Un romanzo distopico… per chi soffre d’insonnia

Karen Russel Donatori Di SonnoIl romanzo è un esempio di incipit in medias res: ci si trova subito di fronte a un’emergenza fuori dal comune, un’epidemia che sta travolgendo gli Stati Uniti e che non si sa come si sia scatenata.
Gran parte della popolazione non dorme più e, dopo giorni e giorni di veglia, i più muoiono. I deficit possono essere curati grazie alla trasfusione di sonno puro e in Pennsylvania c’è l’unica donatrice universale, la Piccola A, figlia neonata della famiglia Harkonnen, il cui sonno non causa crisi di rigetto.
Ma l’emergenza non ha fine: il padre Felix inizia a non essere d’accordo sui prelievi, mentre un altro donatore anonimo, Y, insieme alla possibilità di dormire trasfonde anche incubi peggiori dell’insonnia. Chi viene contagiato spesso si toglie la vita.

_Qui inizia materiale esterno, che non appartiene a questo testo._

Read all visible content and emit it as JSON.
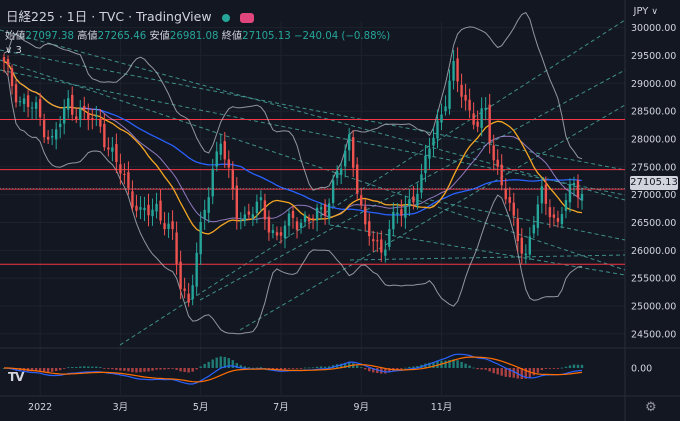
{
  "header": {
    "symbol": "日経225",
    "interval": "1日",
    "exchange": "TVC",
    "brand": "TradingView"
  },
  "ohlc": {
    "open_label": "始値",
    "open_value": "27097.38",
    "high_label": "高値",
    "high_value": "27265.46",
    "low_label": "安値",
    "low_value": "26981.08",
    "close_label": "終値",
    "close_value": "27105.13",
    "change": "−240.04 (−0.88%)"
  },
  "indicators_toggle": "3",
  "currency": "JPY",
  "last_price_tag": "27105.13",
  "colors": {
    "background": "#131722",
    "up": "#26a69a",
    "down": "#ef5350",
    "price_line": "#d1d4dc",
    "sma_short": "#f5a623",
    "sma_long": "#2962ff",
    "bollinger": "#b2b5be",
    "support_line": "#f23645",
    "trend_dashed": "#4db6ac",
    "macd": "#2962ff",
    "signal": "#ff6d00"
  },
  "chart_data": {
    "type": "candlestick",
    "y_ticks": [
      "30000.00",
      "29500.00",
      "29000.00",
      "28500.00",
      "28000.00",
      "27500.00",
      "27000.00",
      "26500.00",
      "26000.00",
      "25500.00",
      "25000.00",
      "24500.00"
    ],
    "ylim": [
      24300,
      30100
    ],
    "x_ticks": [
      "2022",
      "3月",
      "5月",
      "7月",
      "9月",
      "11月"
    ],
    "horizontal_levels": [
      28350,
      27450,
      27100,
      25750
    ],
    "last_price": 27105.13,
    "macd_zero_label": "0.00",
    "keypoints": [
      {
        "t": 0,
        "c": 29300
      },
      {
        "t": 4,
        "c": 28700
      },
      {
        "t": 8,
        "c": 28500
      },
      {
        "t": 12,
        "c": 27950
      },
      {
        "t": 16,
        "c": 28650
      },
      {
        "t": 20,
        "c": 28400
      },
      {
        "t": 24,
        "c": 28300
      },
      {
        "t": 26,
        "c": 27800
      },
      {
        "t": 30,
        "c": 27300
      },
      {
        "t": 34,
        "c": 26600
      },
      {
        "t": 38,
        "c": 26800
      },
      {
        "t": 42,
        "c": 26200
      },
      {
        "t": 44,
        "c": 25400
      },
      {
        "t": 46,
        "c": 25100
      },
      {
        "t": 48,
        "c": 25900
      },
      {
        "t": 50,
        "c": 26700
      },
      {
        "t": 52,
        "c": 27500
      },
      {
        "t": 54,
        "c": 28000
      },
      {
        "t": 56,
        "c": 27300
      },
      {
        "t": 58,
        "c": 26700
      },
      {
        "t": 60,
        "c": 26600
      },
      {
        "t": 64,
        "c": 26800
      },
      {
        "t": 68,
        "c": 26200
      },
      {
        "t": 72,
        "c": 26600
      },
      {
        "t": 76,
        "c": 26500
      },
      {
        "t": 80,
        "c": 26800
      },
      {
        "t": 84,
        "c": 27500
      },
      {
        "t": 86,
        "c": 28000
      },
      {
        "t": 88,
        "c": 27200
      },
      {
        "t": 90,
        "c": 26300
      },
      {
        "t": 92,
        "c": 26200
      },
      {
        "t": 94,
        "c": 26000
      },
      {
        "t": 96,
        "c": 26400
      },
      {
        "t": 100,
        "c": 26800
      },
      {
        "t": 104,
        "c": 27200
      },
      {
        "t": 106,
        "c": 27900
      },
      {
        "t": 108,
        "c": 28300
      },
      {
        "t": 110,
        "c": 28700
      },
      {
        "t": 112,
        "c": 29200
      },
      {
        "t": 114,
        "c": 28900
      },
      {
        "t": 116,
        "c": 28500
      },
      {
        "t": 118,
        "c": 28200
      },
      {
        "t": 120,
        "c": 28500
      },
      {
        "t": 122,
        "c": 27700
      },
      {
        "t": 124,
        "c": 27200
      },
      {
        "t": 126,
        "c": 26700
      },
      {
        "t": 128,
        "c": 26300
      },
      {
        "t": 130,
        "c": 25900
      },
      {
        "t": 132,
        "c": 26500
      },
      {
        "t": 134,
        "c": 27000
      },
      {
        "t": 136,
        "c": 26800
      },
      {
        "t": 138,
        "c": 26400
      },
      {
        "t": 140,
        "c": 26900
      },
      {
        "t": 142,
        "c": 27200
      },
      {
        "t": 144,
        "c": 27105
      }
    ],
    "bar_count": 145
  }
}
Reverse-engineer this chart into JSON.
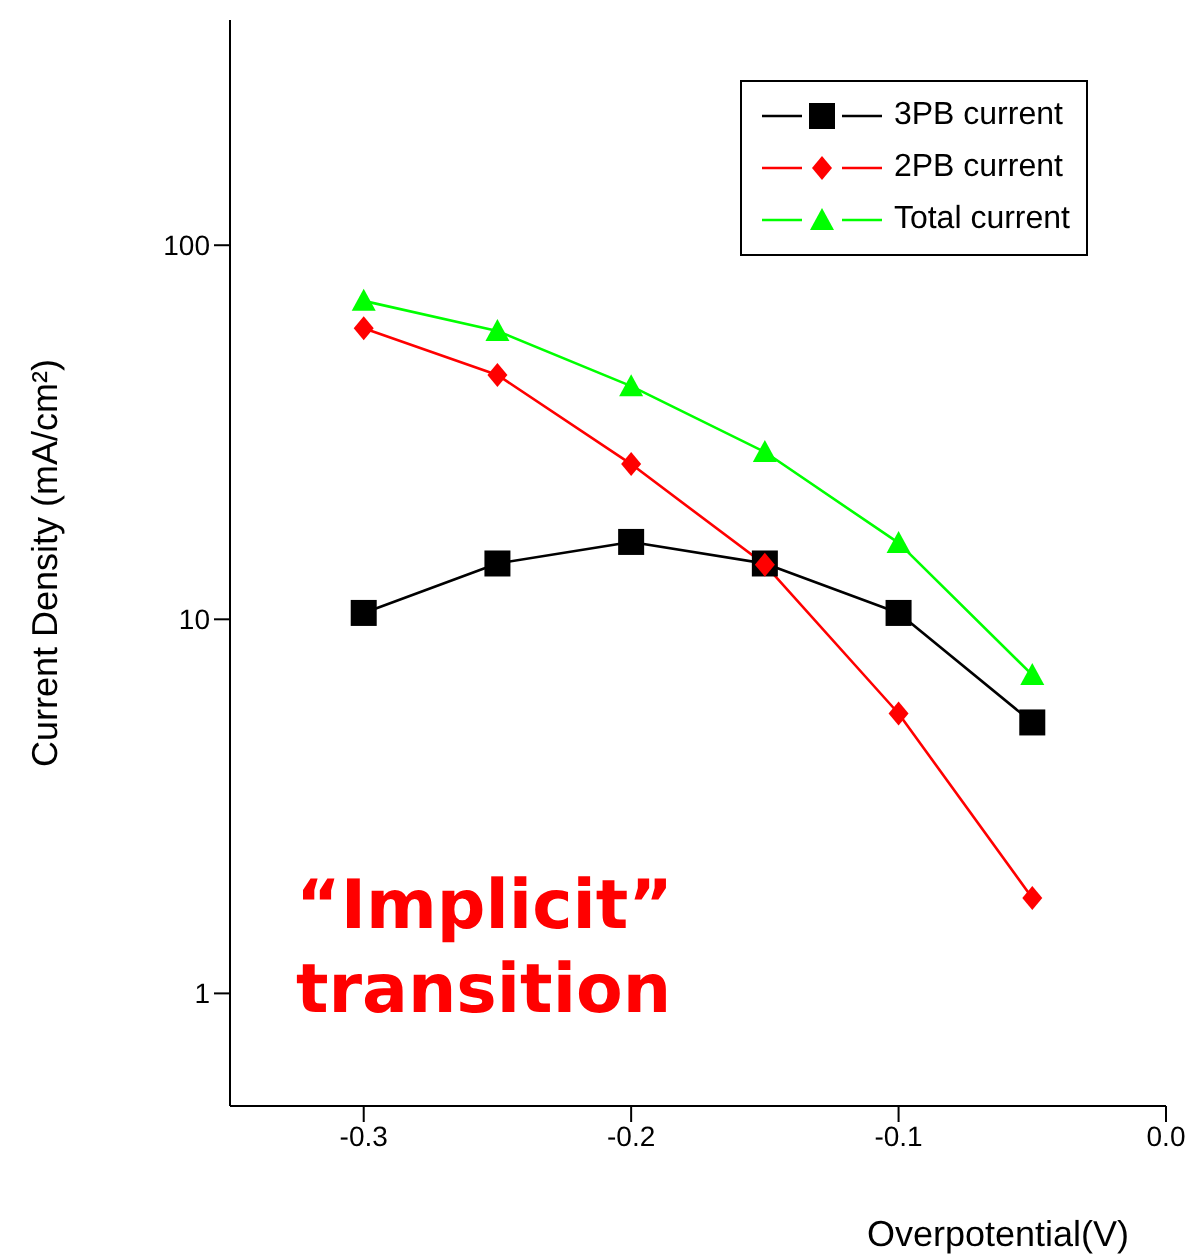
{
  "chart_data": {
    "type": "line",
    "xlabel": "Overpotential(V)",
    "ylabel": "Current Density (mA/cm²)",
    "x": [
      -0.3,
      -0.25,
      -0.2,
      -0.15,
      -0.1,
      -0.05
    ],
    "series": [
      {
        "name": "3PB current",
        "color": "#000000",
        "marker": "square",
        "values": [
          10.4,
          14.1,
          16.1,
          14.1,
          10.4,
          5.3
        ]
      },
      {
        "name": "2PB current",
        "color": "#ff0000",
        "marker": "diamond",
        "values": [
          60,
          45,
          26,
          14,
          5.6,
          1.8
        ]
      },
      {
        "name": "Total current",
        "color": "#00ff00",
        "marker": "triangle",
        "values": [
          71,
          59,
          42,
          28,
          16,
          7.1
        ]
      }
    ],
    "xlim": [
      -0.35,
      0
    ],
    "xticks": [
      {
        "value": -0.3,
        "label": "-0.3"
      },
      {
        "value": -0.2,
        "label": "-0.2"
      },
      {
        "value": -0.1,
        "label": "-0.1"
      },
      {
        "value": 0,
        "label": "0.0"
      }
    ],
    "ylim": [
      0.5,
      400
    ],
    "yticks": [
      1,
      10,
      100
    ],
    "log": "y",
    "legend": "top right",
    "annotations": [
      "“Implicit” transition"
    ]
  }
}
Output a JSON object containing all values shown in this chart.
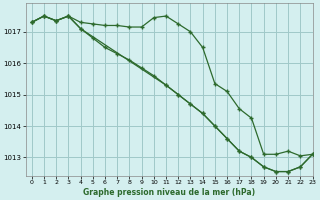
{
  "title": "Graphe pression niveau de la mer (hPa)",
  "bg_color": "#d4efef",
  "grid_color": "#a0c8c8",
  "line_color": "#2d6a2d",
  "xlim": [
    -0.5,
    23
  ],
  "ylim": [
    1012.4,
    1017.9
  ],
  "yticks": [
    1013,
    1014,
    1015,
    1016,
    1017
  ],
  "xticks": [
    0,
    1,
    2,
    3,
    4,
    5,
    6,
    7,
    8,
    9,
    10,
    11,
    12,
    13,
    14,
    15,
    16,
    17,
    18,
    19,
    20,
    21,
    22,
    23
  ],
  "line1_x": [
    0,
    1,
    2,
    3,
    4,
    5,
    6,
    7,
    8,
    9,
    10,
    11,
    12,
    13,
    14,
    15,
    16,
    17,
    18,
    19,
    20,
    21,
    22,
    23
  ],
  "line1_y": [
    1017.3,
    1017.5,
    1017.35,
    1017.5,
    1017.3,
    1017.25,
    1017.2,
    1017.2,
    1017.15,
    1017.15,
    1017.45,
    1017.5,
    1017.25,
    1017.0,
    1016.5,
    1015.35,
    1015.1,
    1014.55,
    1014.25,
    1013.1,
    1013.1,
    1013.2,
    1013.05,
    1013.1
  ],
  "line2_x": [
    0,
    1,
    2,
    3,
    4,
    5,
    6,
    7,
    8,
    9,
    10,
    11,
    12,
    13,
    14,
    15,
    16,
    17,
    18,
    19,
    20,
    21,
    22,
    23
  ],
  "line2_y": [
    1017.3,
    1017.5,
    1017.35,
    1017.5,
    1017.1,
    1016.8,
    1016.5,
    1016.3,
    1016.1,
    1015.85,
    1015.6,
    1015.3,
    1015.0,
    1014.7,
    1014.4,
    1014.0,
    1013.6,
    1013.2,
    1013.0,
    1012.7,
    1012.55,
    1012.55,
    1012.7,
    1013.1
  ],
  "line3_x": [
    0,
    1,
    2,
    3,
    4,
    11,
    12,
    13,
    14,
    15,
    16,
    17,
    18,
    19,
    20,
    21,
    22,
    23
  ],
  "line3_y": [
    1017.3,
    1017.5,
    1017.35,
    1017.5,
    1017.1,
    1015.3,
    1015.0,
    1014.7,
    1014.4,
    1014.0,
    1013.6,
    1013.2,
    1013.0,
    1012.7,
    1012.55,
    1012.55,
    1012.7,
    1013.1
  ]
}
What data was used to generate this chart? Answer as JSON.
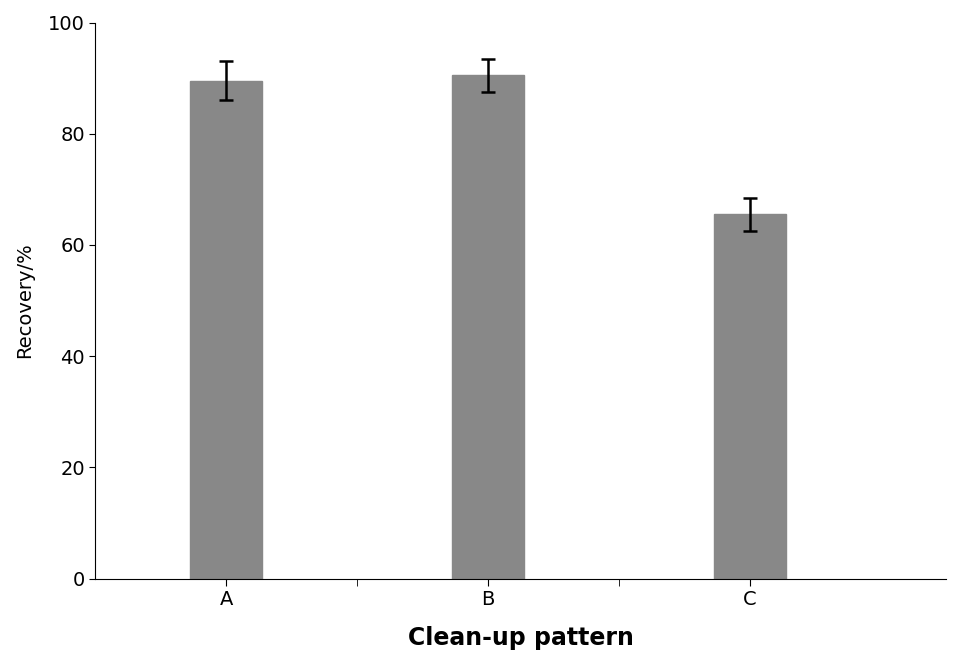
{
  "categories": [
    "A",
    "B",
    "C"
  ],
  "values": [
    89.5,
    90.5,
    65.5
  ],
  "errors": [
    3.5,
    3.0,
    3.0
  ],
  "bar_color": "#888888",
  "bar_width": 0.55,
  "x_positions": [
    1,
    3,
    5
  ],
  "xlabel": "Clean-up pattern",
  "ylabel": "Recovery/%",
  "ylim": [
    0,
    100
  ],
  "xlim": [
    0,
    6.5
  ],
  "yticks": [
    0,
    20,
    40,
    60,
    80,
    100
  ],
  "xlabel_fontsize": 17,
  "ylabel_fontsize": 14,
  "tick_fontsize": 14,
  "xlabel_fontweight": "bold",
  "background_color": "#ffffff",
  "error_capsize": 5,
  "error_linewidth": 1.8,
  "error_color": "black"
}
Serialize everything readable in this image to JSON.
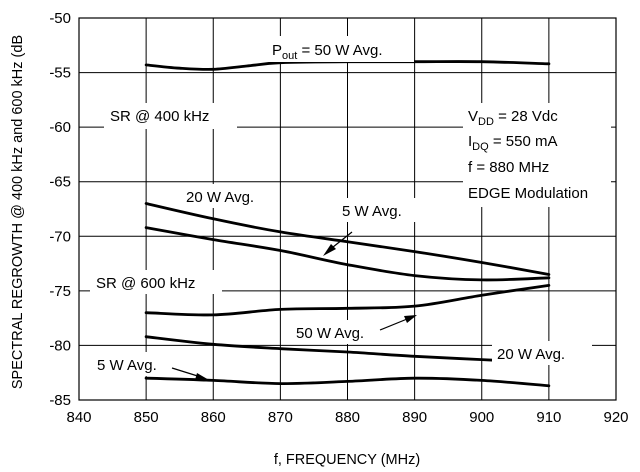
{
  "chart_data": {
    "type": "line",
    "title": "",
    "xlabel": "f, FREQUENCY (MHz)",
    "ylabel": "SPECTRAL REGROWTH @ 400 kHz and 600 kHz (dB",
    "xlim": [
      840,
      920
    ],
    "ylim": [
      -85,
      -50
    ],
    "x_ticks": [
      "840",
      "850",
      "860",
      "870",
      "880",
      "890",
      "900",
      "910",
      "920"
    ],
    "y_ticks": [
      "-50",
      "-55",
      "-60",
      "-65",
      "-70",
      "-75",
      "-80",
      "-85"
    ],
    "grid": true,
    "series": [
      {
        "x": [
          850,
          855,
          860,
          865,
          870,
          880,
          890,
          900,
          910
        ],
        "values": [
          -54.3,
          -54.6,
          -54.7,
          -54.4,
          -54.1,
          -54.0,
          -54.0,
          -54.0,
          -54.2
        ]
      },
      {
        "x": [
          850,
          860,
          870,
          880,
          890,
          900,
          910
        ],
        "values": [
          -67.0,
          -68.4,
          -69.6,
          -70.5,
          -71.4,
          -72.4,
          -73.5
        ]
      },
      {
        "x": [
          850,
          860,
          870,
          880,
          890,
          900,
          910
        ],
        "values": [
          -69.2,
          -70.3,
          -71.3,
          -72.6,
          -73.6,
          -74.0,
          -73.8
        ]
      },
      {
        "x": [
          850,
          860,
          870,
          880,
          890,
          900,
          910
        ],
        "values": [
          -77.0,
          -77.2,
          -76.7,
          -76.6,
          -76.4,
          -75.4,
          -74.5
        ]
      },
      {
        "x": [
          850,
          860,
          870,
          880,
          890,
          900,
          910
        ],
        "values": [
          -79.2,
          -79.9,
          -80.3,
          -80.6,
          -81.0,
          -81.3,
          -81.6
        ]
      },
      {
        "x": [
          850,
          860,
          870,
          880,
          890,
          900,
          910
        ],
        "values": [
          -83.0,
          -83.2,
          -83.5,
          -83.3,
          -83.0,
          -83.2,
          -83.7
        ]
      }
    ],
    "annotations": {
      "pout_50": {
        "prefix": "P",
        "sub": "out",
        "suffix": " = 50 W Avg."
      },
      "sr400": "SR @ 400 kHz",
      "sr600": "SR @ 600 kHz",
      "vdd": {
        "prefix": "V",
        "sub": "DD",
        "suffix": " = 28 Vdc"
      },
      "idq": {
        "prefix": "I",
        "sub": "DQ",
        "suffix": " = 550 mA"
      },
      "freq": "f = 880 MHz",
      "modulation": "EDGE Modulation",
      "w20_upper": "20 W Avg.",
      "w5_upper": "5 W Avg.",
      "w50_lower": "50 W Avg.",
      "w20_lower": "20 W Avg.",
      "w5_lower": "5 W Avg."
    }
  }
}
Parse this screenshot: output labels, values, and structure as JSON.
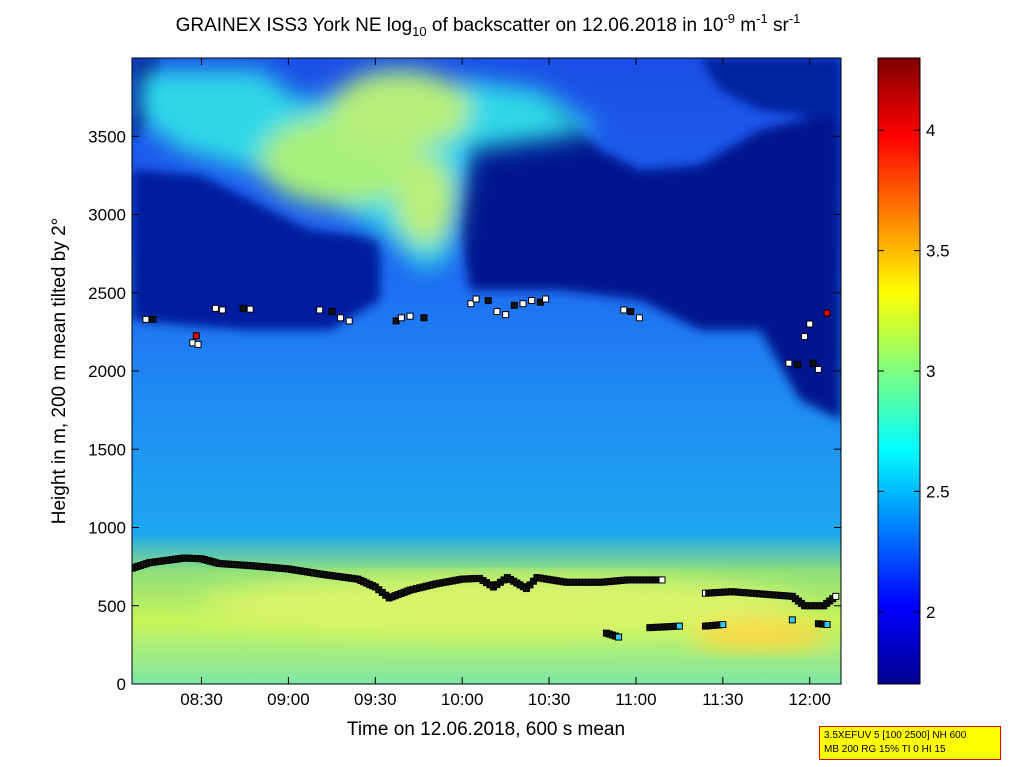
{
  "chart_data": {
    "type": "heatmap",
    "title": {
      "pre": "GRAINEX ISS3 York NE log",
      "sub": "10",
      "mid": " of backscatter on 12.06.2018 in 10",
      "sup1": "-9",
      "unit1": " m",
      "sup2": "-1",
      "unit2": " sr",
      "sup3": "-1"
    },
    "xlabel": "Time on 12.06.2018, 600 s mean",
    "ylabel": "Height in m, 200 m mean tilted by 2°",
    "x_range_hours": [
      8.1,
      12.18
    ],
    "ylim": [
      0,
      4000
    ],
    "x_ticks": [
      {
        "h": 8.5,
        "label": "08:30"
      },
      {
        "h": 9.0,
        "label": "09:00"
      },
      {
        "h": 9.5,
        "label": "09:30"
      },
      {
        "h": 10.0,
        "label": "10:00"
      },
      {
        "h": 10.5,
        "label": "10:30"
      },
      {
        "h": 11.0,
        "label": "11:00"
      },
      {
        "h": 11.5,
        "label": "11:30"
      },
      {
        "h": 12.0,
        "label": "12:00"
      }
    ],
    "y_ticks": [
      {
        "v": 0,
        "label": "0"
      },
      {
        "v": 500,
        "label": "500"
      },
      {
        "v": 1000,
        "label": "1000"
      },
      {
        "v": 1500,
        "label": "1500"
      },
      {
        "v": 2000,
        "label": "2000"
      },
      {
        "v": 2500,
        "label": "2500"
      },
      {
        "v": 3000,
        "label": "3000"
      },
      {
        "v": 3500,
        "label": "3500"
      }
    ],
    "colorbar": {
      "range": [
        1.7,
        4.3
      ],
      "ticks": [
        {
          "v": 2,
          "label": "2"
        },
        {
          "v": 2.5,
          "label": "2.5"
        },
        {
          "v": 3,
          "label": "3"
        },
        {
          "v": 3.5,
          "label": "3.5"
        },
        {
          "v": 4,
          "label": "4"
        }
      ]
    },
    "boundary_layer_top": [
      [
        8.1,
        740
      ],
      [
        8.2,
        775
      ],
      [
        8.3,
        790
      ],
      [
        8.4,
        805
      ],
      [
        8.5,
        800
      ],
      [
        8.6,
        770
      ],
      [
        8.8,
        755
      ],
      [
        9.0,
        735
      ],
      [
        9.2,
        700
      ],
      [
        9.4,
        670
      ],
      [
        9.5,
        620
      ],
      [
        9.58,
        550
      ],
      [
        9.7,
        600
      ],
      [
        9.85,
        640
      ],
      [
        10.0,
        670
      ],
      [
        10.1,
        675
      ],
      [
        10.18,
        620
      ],
      [
        10.26,
        680
      ],
      [
        10.37,
        610
      ],
      [
        10.43,
        680
      ],
      [
        10.6,
        650
      ],
      [
        10.8,
        650
      ],
      [
        10.95,
        665
      ],
      [
        11.15,
        665
      ]
    ],
    "boundary_layer_late": [
      [
        11.4,
        580
      ],
      [
        11.55,
        590
      ],
      [
        11.9,
        560
      ],
      [
        11.97,
        500
      ],
      [
        12.08,
        500
      ],
      [
        12.15,
        560
      ]
    ],
    "lower_layers": [
      [
        [
          10.83,
          325
        ],
        [
          10.9,
          300
        ]
      ],
      [
        [
          11.08,
          360
        ],
        [
          11.25,
          370
        ]
      ],
      [
        [
          11.4,
          370
        ],
        [
          11.5,
          380
        ]
      ],
      [
        [
          11.9,
          410
        ]
      ],
      [
        [
          12.05,
          385
        ],
        [
          12.1,
          380
        ]
      ]
    ],
    "cloud_base_points": [
      [
        8.18,
        2330
      ],
      [
        8.22,
        2330
      ],
      [
        8.45,
        2180
      ],
      [
        8.48,
        2170
      ],
      [
        8.47,
        2225
      ],
      [
        8.58,
        2400
      ],
      [
        8.62,
        2390
      ],
      [
        8.74,
        2400
      ],
      [
        8.78,
        2395
      ],
      [
        9.18,
        2390
      ],
      [
        9.25,
        2380
      ],
      [
        9.3,
        2340
      ],
      [
        9.35,
        2320
      ],
      [
        9.62,
        2320
      ],
      [
        9.65,
        2340
      ],
      [
        9.7,
        2350
      ],
      [
        9.78,
        2340
      ],
      [
        10.05,
        2430
      ],
      [
        10.08,
        2460
      ],
      [
        10.15,
        2450
      ],
      [
        10.2,
        2380
      ],
      [
        10.25,
        2360
      ],
      [
        10.3,
        2420
      ],
      [
        10.35,
        2430
      ],
      [
        10.4,
        2450
      ],
      [
        10.45,
        2440
      ],
      [
        10.48,
        2460
      ],
      [
        10.93,
        2390
      ],
      [
        10.97,
        2380
      ],
      [
        11.02,
        2340
      ],
      [
        11.88,
        2050
      ],
      [
        11.93,
        2040
      ],
      [
        11.97,
        2220
      ],
      [
        12.0,
        2300
      ],
      [
        12.02,
        2050
      ],
      [
        12.05,
        2010
      ],
      [
        12.1,
        2370
      ]
    ]
  },
  "info_box": {
    "line1": "3.5XEFUV 5 [100 2500] NH 600",
    "line2": "MB 200 RG 15% TI 0 HI 15"
  }
}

Scritto nel 2014 e tradotto solo adesso, I donatori di sonno di Karen Russell (Bigsur, traduzione di Martina Testa) segue il filone letterario distopico delle pandemie che portano alla soglia della fine del mondo e, in qualche modo, trasforma in domanda la frase «il fine giustifica i mezzi». Perché i donatori di sonno vanno reclutati, convinti ad aiutare gli insonni; e la migliore reclutatrice è Trish Edgewater, sorella di una fra le prime vittime dell’epidemia, Dori.
È lei la voce narrante della storia, che si chiede più volte, di fronte agli snodi della vicenda, se davvero i mezzi possano essere giustificati dalla sofferenza dei contagiati. Trish fa parte delle Brigate Morfeo che, con il loro FurgoSonno, si spostano da un punto all’altro della metropoli per trovare donatori e curare i sofferenti.

Karen Russell racconta questo incubo senza fine quasi con soavità, ricordando come la paura del contagio, la gestione delle cure, la responsabilità individuale siano temi che esistono da sempre. Infatti Trish, che in realtà ha strumentalizzato il dramma della morte della sorella per convincere i portatori sani di sonno recalcitranti, fa i conti con le cause del proprio dolore e arriva così a chiedersi fino a che punto ci si possa spingere per affrontare l’emergenza. La descrizione del vortice della lotta al contagio, con i sospetti che la cura sia peggiore della malattia, anticipa le realissime vicende della pandemia di Covid.

L’ondata di insonnia come disastro può ricordare l’analoga disgrazia che capita agli abitanti di Macondo in Cent’anni di solitudine di Marquez; e il cognome della Piccola A richiama, non si sa quanto volutamente, gli Harkonnen della saga di Dune di Herbert.